Absolute Zero – Tsinghua-Led Language Model Reasoning & Training Method

What is Absolute Zero

Absolute Zero is a novel language model reasoning and training framework developed by the LeapLab team at Tsinghua University, in collaboration with the NLCo Lab at the Beijing Institute for General Artificial Intelligence and Pennsylvania State University. Absolute Zero enables models to autonomously generate and solve tasks through self-evolutionary learning—without relying on human-labeled data or predefined tasks. The model receives a learnability reward when generating tasks and an answer reward when solving them, continuously enhancing its reasoning capabilities through interaction with its environment. At its core, Absolute Zero shifts reasoning models from human-supervised learning to environment-supervised learning, using real-world feedback to generate verifiable tasks and improve performance.

Key Features of Absolute Zero

Autonomous Task Generation: The model independently proposes tasks that are neither too simple nor too complex, offering effective learning signals.
Autonomous Task Solving: Acting as a solver, the model attempts to solve its self-generated tasks, using environmental feedback to verify correctness.
Enhanced Reasoning Ability: By continuously generating and solving tasks, the model strengthens its reasoning skills, including induction, deduction, and abduction.
Cross-Domain Generalization: The reasoning skills acquired through self-learning can be transferred to new tasks and domains.
Zero Data Training: Learning occurs entirely through interaction and feedback from the environment, without any reliance on human-labeled data or manually designed tasks.

Technical Principles Behind Absolute Zero

Dual-Role Architecture: The model simultaneously acts as a Task Proposer and a Task Solver. The proposer generates tasks, while the solver attempts to solve them. Both roles share model parameters and are jointly optimized.
Environmental Feedback Mechanism: The model interacts with the environment (e.g., a code executor) to validate task solvability. Task generation is rewarded based on learnability (task difficulty and solver success rate), and solving is rewarded based on solution correctness.
Reinforcement Learning Optimization: The model is optimized using reinforcement learning algorithms such as TRR++ that combine learnability and solution rewards, enabling self-evolution across diverse tasks.
Support for Reasoning Paradigms: Absolute Zero supports three core reasoning types—Deduction, Abduction, and Induction. Each corresponds to specific task formats, allowing the model to target and enhance distinct reasoning skills.
Self-Play Learning Loop: The model continuously proposes new tasks, solves them, and updates its strategy based on feedback, forming a closed-loop self-play process.
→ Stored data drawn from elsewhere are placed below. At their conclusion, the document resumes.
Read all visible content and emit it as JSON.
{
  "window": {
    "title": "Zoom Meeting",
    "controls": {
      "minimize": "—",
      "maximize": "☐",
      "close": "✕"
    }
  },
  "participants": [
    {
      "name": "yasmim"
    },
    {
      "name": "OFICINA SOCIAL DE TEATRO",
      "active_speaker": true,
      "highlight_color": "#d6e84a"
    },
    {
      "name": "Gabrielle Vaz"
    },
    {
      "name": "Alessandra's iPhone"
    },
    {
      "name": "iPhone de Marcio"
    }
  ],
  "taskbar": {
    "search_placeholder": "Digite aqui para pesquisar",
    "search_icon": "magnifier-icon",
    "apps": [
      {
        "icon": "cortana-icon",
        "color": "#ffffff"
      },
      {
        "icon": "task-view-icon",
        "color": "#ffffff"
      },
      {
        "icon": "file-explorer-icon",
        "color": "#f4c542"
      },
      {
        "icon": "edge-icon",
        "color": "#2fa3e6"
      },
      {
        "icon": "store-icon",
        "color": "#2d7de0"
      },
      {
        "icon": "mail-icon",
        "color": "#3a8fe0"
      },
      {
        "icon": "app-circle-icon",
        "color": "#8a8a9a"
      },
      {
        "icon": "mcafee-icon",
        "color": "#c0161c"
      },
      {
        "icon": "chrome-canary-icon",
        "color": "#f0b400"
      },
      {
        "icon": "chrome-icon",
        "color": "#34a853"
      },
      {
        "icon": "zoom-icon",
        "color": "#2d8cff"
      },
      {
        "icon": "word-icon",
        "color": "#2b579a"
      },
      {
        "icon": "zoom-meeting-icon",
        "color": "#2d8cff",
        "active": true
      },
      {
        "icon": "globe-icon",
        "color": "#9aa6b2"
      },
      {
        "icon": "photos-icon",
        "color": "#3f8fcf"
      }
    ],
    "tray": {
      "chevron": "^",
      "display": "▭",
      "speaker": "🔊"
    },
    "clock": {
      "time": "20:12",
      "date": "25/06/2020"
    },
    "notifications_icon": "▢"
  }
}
This loop ensures the model improves autonomously without external data.

Project Resources for Absolute Zero

Official Website: https://andrewzh112.github.io/absolute-zero-reasoner
GitHub Repository: https://github.com/LeapLabTHU/Absolute-Zero-Reasoner
Hugging Face Models: https://huggingface.co/collections/andrewzh/absolute-zero-reasoner
arXiv Paper: https://www.arxiv.org/pdf/2505.03335

Application Scenarios for Absolute Zero

Artificial General Intelligence (AGI): Promotes autonomous learning and self-improvement, advancing toward human-level intelligence.
Code Generation: Automatically generates efficient code, solving complex programming tasks and improving development productivity.
Mathematical Reasoning: Enhances generalization in solving mathematical problems, aiding math education and research.
Natural Language Processing (NLP): Improves language understanding and generation through self-learning, optimizing text generation and QA systems.
AI Safety & Ethics: Investigates behavioral patterns in self-evolving AI systems to ensure safety and ethical alignment.